The change, which took effect from Monday morning (4 October), introduces only two categories – ‘red’ or ‘the rest of the world’.
“The new simplified travel system means that eligible fully vaccinated passengers and eligible under-18s returning from over 50 countries and territories, not on the red list, can do so without needing to complete a pre-departure test (PDT), a day 8 test or enter a 10-day self-isolation period, making it easier for those travelling – whether that’s to see friends and family, or on business trips,” the UK’s Department of Transport said.
“As announced last month, the new rules also mean that from later in October eligible fully vaccinated passengers with an approved vaccine and recognised certificate from a country, not on the red list will be able to replace their day two test with a cheaper lateral flow test, reducing the cost of tests on arrival into England. The government aims to have this in place for when people return from half-term breaks.”
South Africa remains on the red list – for now
While the green and amber lists have been removed, the red list of countries remains unchanged, since 23 September, and includes South Africa.
However, the Sunday Telegraph reports that the UK is expected to abolish quarantine for almost all countries, with the current ‘red list’ of 54 countries slashed to as few as nine.
South Africa, Brazil and Mexico are expected to be opened up to quarantine-free travel as soon as Thursday.

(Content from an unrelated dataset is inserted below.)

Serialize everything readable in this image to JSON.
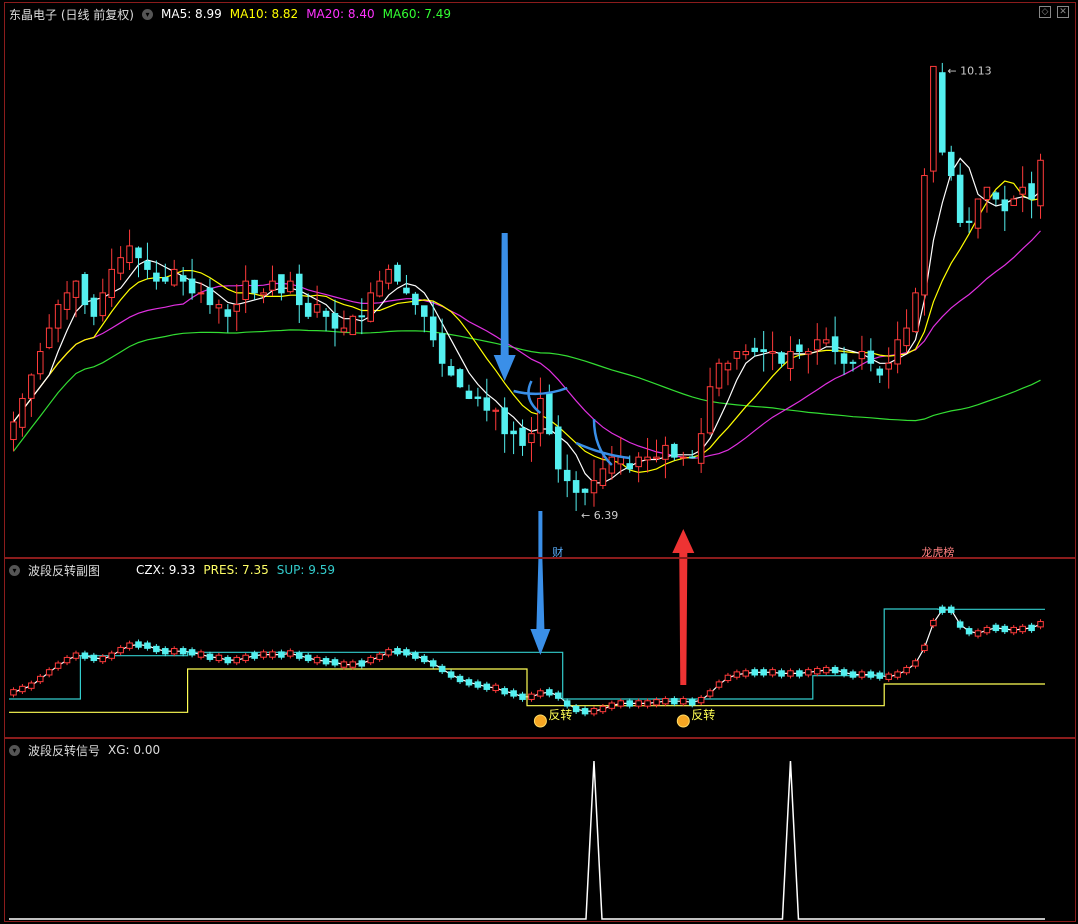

Vicky Ford, the minister responsible for Africa in the UK’s foreign, commonwealth & development office, told BusinessDay that she had been reassured by South African scientists that the Beta variant, which caused SA to be banned from most countries late in 2020, is no longer present, which “takes one of the main concerns away”.
The only outstanding issue is that of a vaccination certificate that the UK government would deem “robust enough” for any corrupt practices. President Cyril Ramaphosa confirmed last week that vaccine certificates will be rolled out by the Department of Health, with no timeline put forward at this stage.
The UK’s hotel quarantine policy for higher risk countries costs £2,285 per adult (R46,000), putting a huge financial burden on potential travellers to the country.
President Ramaphosa noted that he had spoken with Johnson to discuss the UK’s red listing of South Africa. “While UK scientists were concerned about the presence of the Beta variant in South Africa, the reality is that the Delta variant is now by far the dominant variant in the country,” the president said.
Ramaphosa said that he put South Africa’s case to the UK prime minister, “which he understood very well”.
“We both agreed that decisions of this nature should be informed by science and are hopeful of a positive outcome when the issue comes up for review in the coming days,” the president said.